Waalaikumussalam warahmatullah wabarokatuh, Azzam. Azzam dari mana?”

“Dari masjid, Kak,” jawabnya.

“Ngapain di masjid? Ini kan belum dhuhur,”

“Abis hafalan. Tapi udah mau disetor cepet-cepet aja ke Ustadz Fathar,” akunya sembari menekuk mukanya sedih.

“Tumben nggak semangat gitu, Zam. Azzam ada masalah ya?” tanyaku.

“Nggak,” jawabnya tidak, namun raut wajahnya justru kontras menunjukkan jawaban yang tidak sama.

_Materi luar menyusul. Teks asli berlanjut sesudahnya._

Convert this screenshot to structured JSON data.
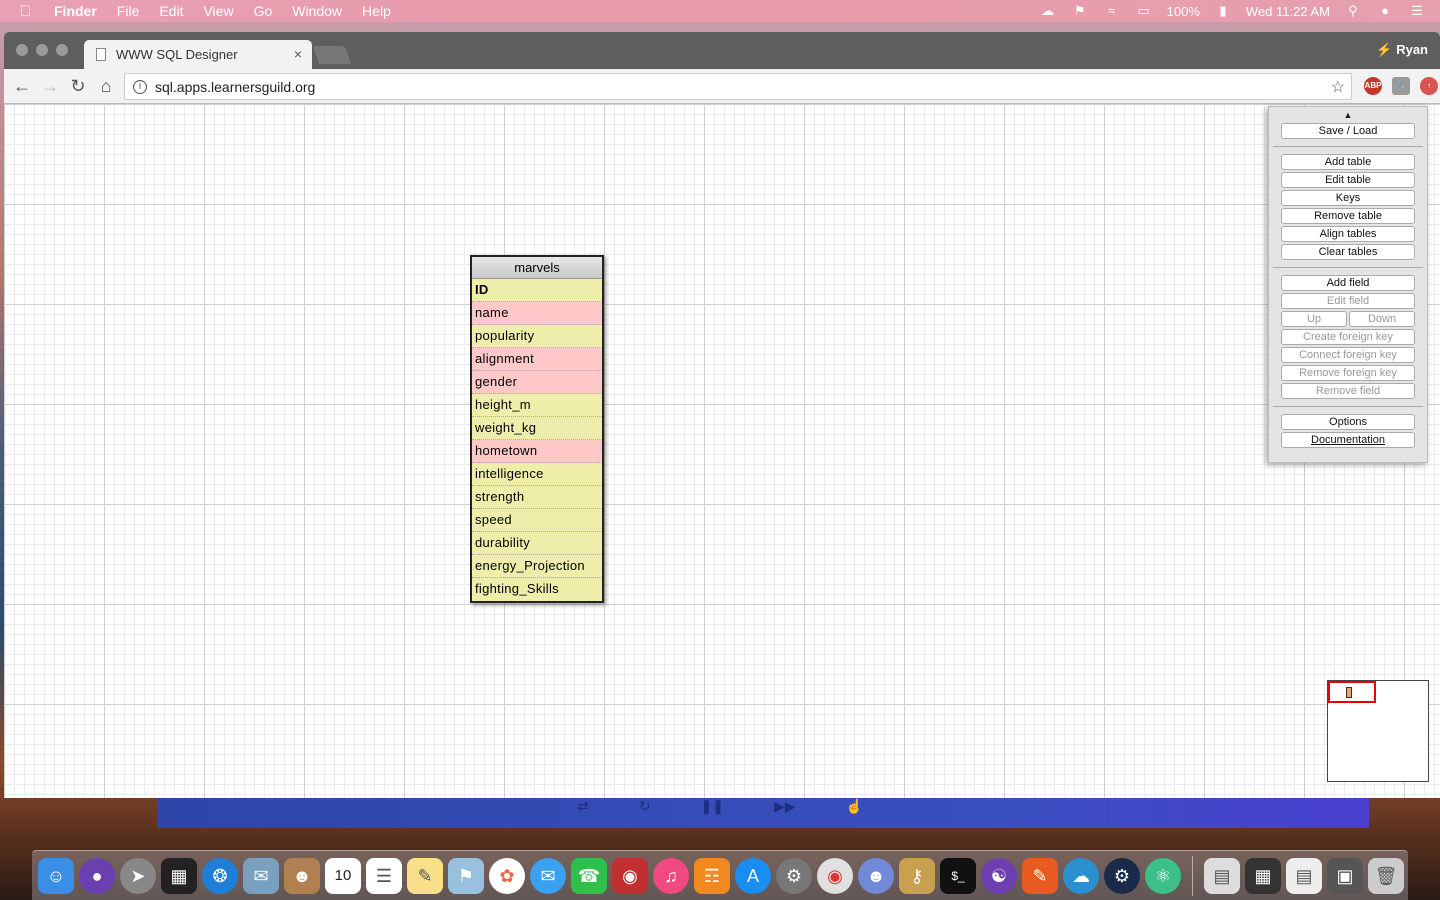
{
  "menubar": {
    "app": "Finder",
    "items": [
      "File",
      "Edit",
      "View",
      "Go",
      "Window",
      "Help"
    ],
    "battery": "100%",
    "clock": "Wed 11:22 AM"
  },
  "browser": {
    "tab_title": "WWW SQL Designer",
    "tab_close": "×",
    "profile": "Ryan",
    "url": "sql.apps.learnersguild.org",
    "ext_abp": "ABP"
  },
  "table": {
    "name": "marvels",
    "fields": [
      {
        "name": "ID",
        "color": "yellow",
        "pk": true
      },
      {
        "name": "name",
        "color": "pink"
      },
      {
        "name": "popularity",
        "color": "yellow"
      },
      {
        "name": "alignment",
        "color": "pink"
      },
      {
        "name": "gender",
        "color": "pink"
      },
      {
        "name": "height_m",
        "color": "yellow"
      },
      {
        "name": "weight_kg",
        "color": "yellow"
      },
      {
        "name": "hometown",
        "color": "pink"
      },
      {
        "name": "intelligence",
        "color": "yellow"
      },
      {
        "name": "strength",
        "color": "yellow"
      },
      {
        "name": "speed",
        "color": "yellow"
      },
      {
        "name": "durability",
        "color": "yellow"
      },
      {
        "name": "energy_Projection",
        "color": "yellow"
      },
      {
        "name": "fighting_Skills",
        "color": "yellow"
      }
    ]
  },
  "panel": {
    "save_load": "Save / Load",
    "add_table": "Add table",
    "edit_table": "Edit table",
    "keys": "Keys",
    "remove_table": "Remove table",
    "align_tables": "Align tables",
    "clear_tables": "Clear tables",
    "add_field": "Add field",
    "edit_field": "Edit field",
    "up": "Up",
    "down": "Down",
    "create_fk": "Create foreign key",
    "connect_fk": "Connect foreign key",
    "remove_fk": "Remove foreign key",
    "remove_field": "Remove field",
    "options": "Options",
    "documentation": "Documentation"
  },
  "dock": {
    "calendar_day": "10"
  }
}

“Bener??? Azzam kalau boong dosa loh, Dek. Apalagi ini bulan Ramadhan. Coba cerita ke Kakak,” bujukku, ikut berjongkok menyamakan tinggi kita berdua.

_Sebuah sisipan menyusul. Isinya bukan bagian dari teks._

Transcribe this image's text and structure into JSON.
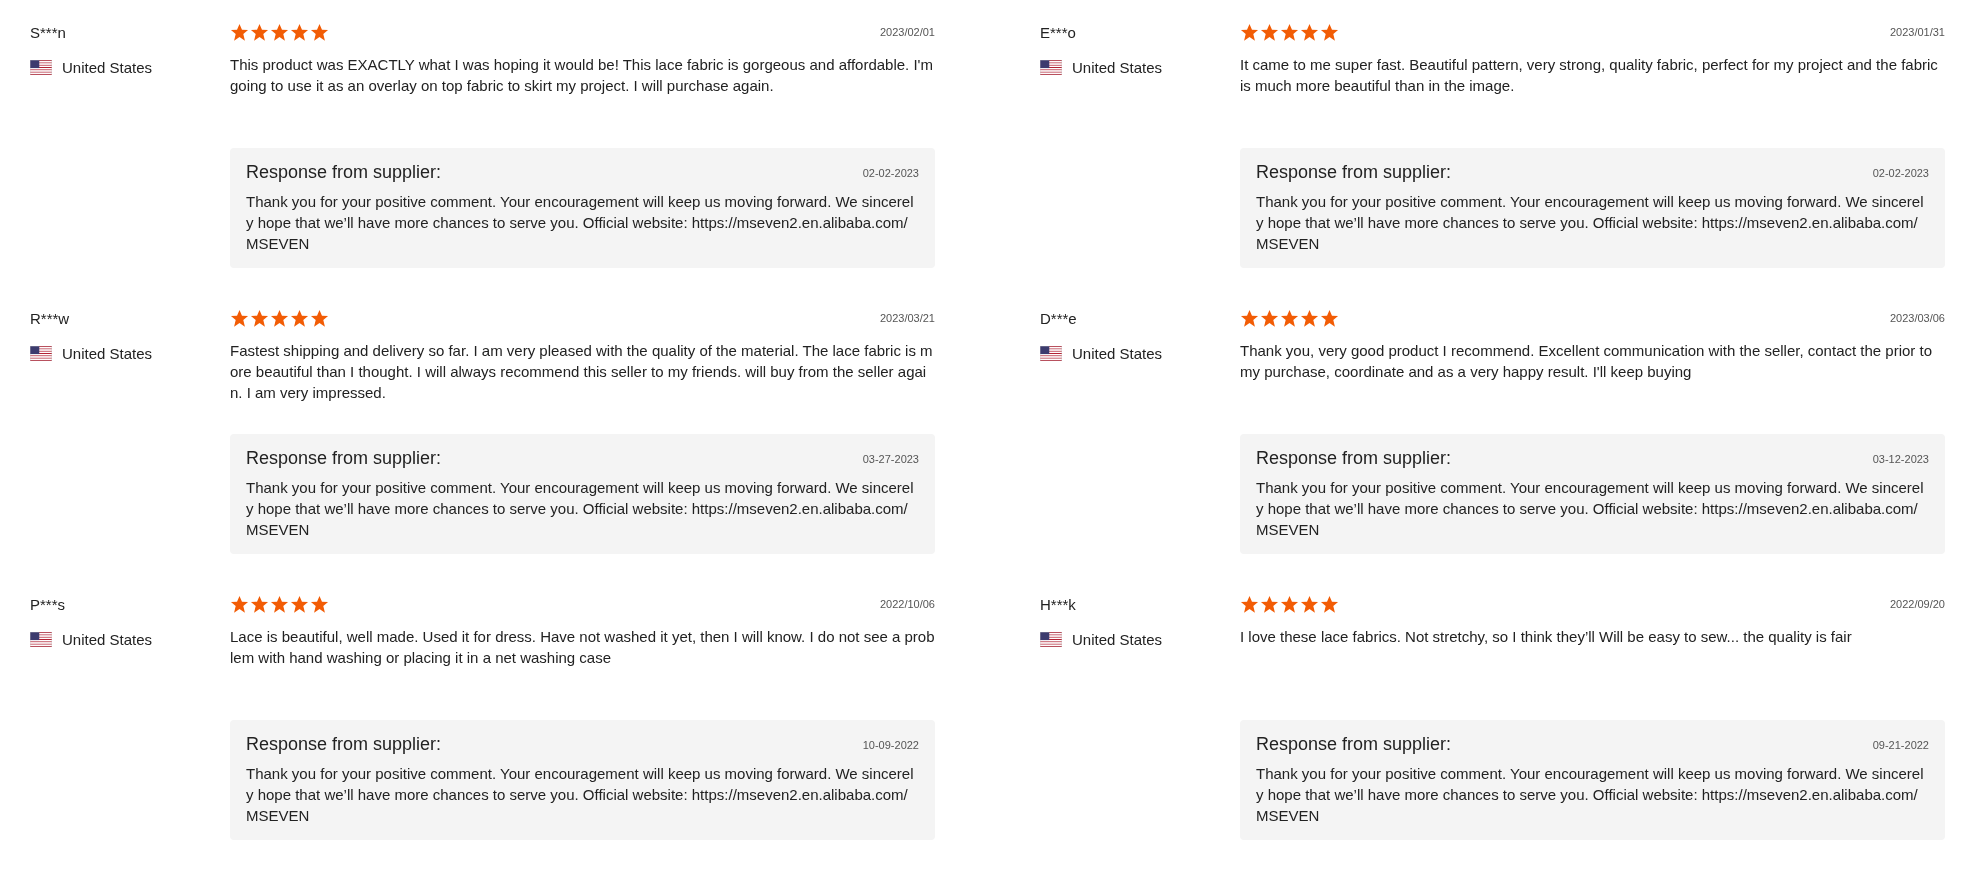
{
  "columns": [
    {
      "reviews": [
        {
          "reviewer": "S***n",
          "country": "United States",
          "stars": 5,
          "date": "2023/02/01",
          "text": "This product was EXACTLY what I was hoping it would be! This lace fabric is gorgeous and affordable. I'm going to use it as an overlay on top fabric to skirt my project. I will purchase again.",
          "response": {
            "title": "Response from supplier:",
            "date": "02-02-2023",
            "text": "Thank you for your positive comment. Your encouragement will keep us moving forward. We sincerely hope that we’ll have more chances to serve you. Official website: https://mseven2.en.alibaba.com/ MSEVEN"
          }
        },
        {
          "reviewer": "R***w",
          "country": "United States",
          "stars": 5,
          "date": "2023/03/21",
          "text": "Fastest shipping and delivery so far. I am very pleased with the quality of the material. The lace fabric is more beautiful than I thought. I will always recommend this seller to my friends. will buy from the seller again. I am very impressed.",
          "response": {
            "title": "Response from supplier:",
            "date": "03-27-2023",
            "text": "Thank you for your positive comment. Your encouragement will keep us moving forward. We sincerely hope that we’ll have more chances to serve you. Official website: https://mseven2.en.alibaba.com/ MSEVEN"
          }
        },
        {
          "reviewer": "P***s",
          "country": "United States",
          "stars": 5,
          "date": "2022/10/06",
          "text": "Lace is beautiful, well made. Used it for dress. Have not washed it yet, then I will know. I do not see a problem with hand washing or placing it in a net washing case",
          "response": {
            "title": "Response from supplier:",
            "date": "10-09-2022",
            "text": "Thank you for your positive comment. Your encouragement will keep us moving forward. We sincerely hope that we’ll have more chances to serve you. Official website: https://mseven2.en.alibaba.com/ MSEVEN"
          }
        }
      ]
    },
    {
      "reviews": [
        {
          "reviewer": "E***o",
          "country": "United States",
          "stars": 5,
          "date": "2023/01/31",
          "text": "It came to me super fast. Beautiful pattern, very strong, quality fabric, perfect for my project and the fabric is much more beautiful than in the image.",
          "response": {
            "title": "Response from supplier:",
            "date": "02-02-2023",
            "text": "Thank you for your positive comment. Your encouragement will keep us moving forward. We sincerely hope that we’ll have more chances to serve you. Official website: https://mseven2.en.alibaba.com/ MSEVEN"
          }
        },
        {
          "reviewer": "D***e",
          "country": "United States",
          "stars": 5,
          "date": "2023/03/06",
          "text": "Thank you, very good product I recommend. Excellent communication with the seller, contact the prior to my purchase, coordinate and as a very happy result. I'll keep buying",
          "response": {
            "title": "Response from supplier:",
            "date": "03-12-2023",
            "text": "Thank you for your positive comment. Your encouragement will keep us moving forward. We sincerely hope that we’ll have more chances to serve you. Official website: https://mseven2.en.alibaba.com/ MSEVEN"
          }
        },
        {
          "reviewer": "H***k",
          "country": "United States",
          "stars": 5,
          "date": "2022/09/20",
          "text": "I love these lace fabrics. Not stretchy, so I think they’ll Will be easy to sew... the quality is fair",
          "response": {
            "title": "Response from supplier:",
            "date": "09-21-2022",
            "text": "Thank you for your positive comment. Your encouragement will keep us moving forward. We sincerely hope that we’ll have more chances to serve you. Official website: https://mseven2.en.alibaba.com/ MSEVEN"
          }
        }
      ]
    }
  ]
}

“Nggak apa-apa, aku tadi sedih aja kok, Kak. Soalnya kakak kelas Azzam di masjid bilang aku hafalan mulu, padahal Ustadz Fathar nggak maksa harus hafal 30 juz buat kelas 4. Tapi kan Azzam yang mau, Kak,” curhatnya benar-benar sedih, sampai kedua matanya menampilkan tatapan berkaca-kaca.

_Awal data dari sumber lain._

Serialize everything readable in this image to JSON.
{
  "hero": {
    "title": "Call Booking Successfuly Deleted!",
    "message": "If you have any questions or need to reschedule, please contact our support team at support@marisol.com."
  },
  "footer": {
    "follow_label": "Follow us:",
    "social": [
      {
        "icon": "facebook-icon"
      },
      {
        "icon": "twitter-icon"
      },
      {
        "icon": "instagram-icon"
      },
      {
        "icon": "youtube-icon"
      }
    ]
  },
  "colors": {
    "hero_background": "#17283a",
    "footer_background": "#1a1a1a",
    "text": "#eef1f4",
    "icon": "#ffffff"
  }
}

“Hm, gimana ya? Mereka sebenarnya nggak salah sih ngasih tahu Azzam, tapi Azzam kan ngehafalnya juga bukan karena disuruh Ustadz Fathar kan ya? Jadi ... kalau menurut Kakak, Azzam kasih tahu balik aja kalau Azzam tujuannya masuk pondok, ya buat hafalan. Kalau bisa lebih cepat hafalnya, kenapa harus tunggu lama? Kalau kelas 4 udah bisa tasmi’ 30 juz, kenapa harus tunggu kelas 5 atau 6. Iya kan?”

“Iya, Kak. Itu kan tadi aja sedihnya, sekarang udah nggak lagi kok. Aku ngerti maksudnya mereka. Azzam cuman nggak bisa cepet lupa aja, tapi insya Allah habis magrib pasti udah lupa. Tenang aja, Kak,”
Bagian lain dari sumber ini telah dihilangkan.